The play is based on the book of the same name by Tim LaHaye and Jerry B. Jenkins. apocalypse based on biblical prophecy. Also in the possibility that good and evil are absolute concepts. This oddity of the plot, in which Nicolas Cage plays another of his unusual roles, is more of a meditation on the intangible than a disaster movie.

However, the plot conveys a panorama of what could happen if the gloomy predictions of mystical predictions came true literally. From the dome of heaven, opened in two between red-hot flames, to the sudden disappearance of millions of men and women. last prophecy Pass all horror points based on the atavistic announcement of the apocalypse with accuracy.

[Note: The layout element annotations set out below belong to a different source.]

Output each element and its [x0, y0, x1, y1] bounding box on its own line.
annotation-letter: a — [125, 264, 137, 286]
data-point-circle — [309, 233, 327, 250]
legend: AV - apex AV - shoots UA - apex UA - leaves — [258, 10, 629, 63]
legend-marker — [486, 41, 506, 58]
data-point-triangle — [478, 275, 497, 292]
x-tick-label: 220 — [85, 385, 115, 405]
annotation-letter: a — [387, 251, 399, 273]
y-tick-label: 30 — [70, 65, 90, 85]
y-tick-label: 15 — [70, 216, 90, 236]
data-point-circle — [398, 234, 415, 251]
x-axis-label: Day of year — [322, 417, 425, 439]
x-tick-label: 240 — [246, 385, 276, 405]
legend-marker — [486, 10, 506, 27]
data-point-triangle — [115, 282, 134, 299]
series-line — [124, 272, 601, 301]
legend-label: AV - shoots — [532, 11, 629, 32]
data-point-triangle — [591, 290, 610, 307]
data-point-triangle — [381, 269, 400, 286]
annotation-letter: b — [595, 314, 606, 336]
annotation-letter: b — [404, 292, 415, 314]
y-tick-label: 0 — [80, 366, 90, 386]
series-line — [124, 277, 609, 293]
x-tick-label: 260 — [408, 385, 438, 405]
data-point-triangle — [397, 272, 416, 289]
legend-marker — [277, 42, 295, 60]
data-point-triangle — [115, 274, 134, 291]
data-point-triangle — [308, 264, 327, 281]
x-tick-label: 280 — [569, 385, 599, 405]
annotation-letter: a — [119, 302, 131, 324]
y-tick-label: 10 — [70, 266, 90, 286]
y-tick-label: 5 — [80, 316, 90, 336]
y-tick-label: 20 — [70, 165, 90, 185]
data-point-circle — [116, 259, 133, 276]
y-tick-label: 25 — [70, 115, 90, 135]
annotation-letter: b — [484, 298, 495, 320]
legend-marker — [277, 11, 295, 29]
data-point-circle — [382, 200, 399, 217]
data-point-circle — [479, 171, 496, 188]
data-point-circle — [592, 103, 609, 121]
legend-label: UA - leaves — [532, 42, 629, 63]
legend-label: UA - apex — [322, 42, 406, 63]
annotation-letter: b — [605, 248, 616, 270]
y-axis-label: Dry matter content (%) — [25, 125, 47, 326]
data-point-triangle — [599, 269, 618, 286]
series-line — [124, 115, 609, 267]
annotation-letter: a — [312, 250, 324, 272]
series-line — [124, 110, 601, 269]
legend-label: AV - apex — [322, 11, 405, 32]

As for the final scenes, this apocalyptic film takes such a bewildering plot decision that it makes it the epitome of weird cinema. Halfway between the end-time narrative and the power of belief, the plot is as confusing as it is curious.

2012

Predictions about the apocalypse abound in world history, and the marked date of the year that gave the production its title has been one of the most enduring. For Roland Emmerich, this was an opportunity that allowed him to stage an unthinkable disaster with the help of exaggeration. What would happen if instead of a cataclysm there was their group? More disturbingly, dozens of unexplained events in quick succession?

An expert on disaster films decided to investigate in 2012 all the possibilities of universal devastation. On such a total and crazy level that some scenes are funny instead of terrible.

However, this doomsday film manages to capture some of the oldest collective experiences in a unique way. consistent review of underlying horror. From earthquakes to tsunamis, even the possibility of a split in the earth’s shell. Emmerich achieved what seemed impossible: to mix all the ideas about the final catastrophe in one story.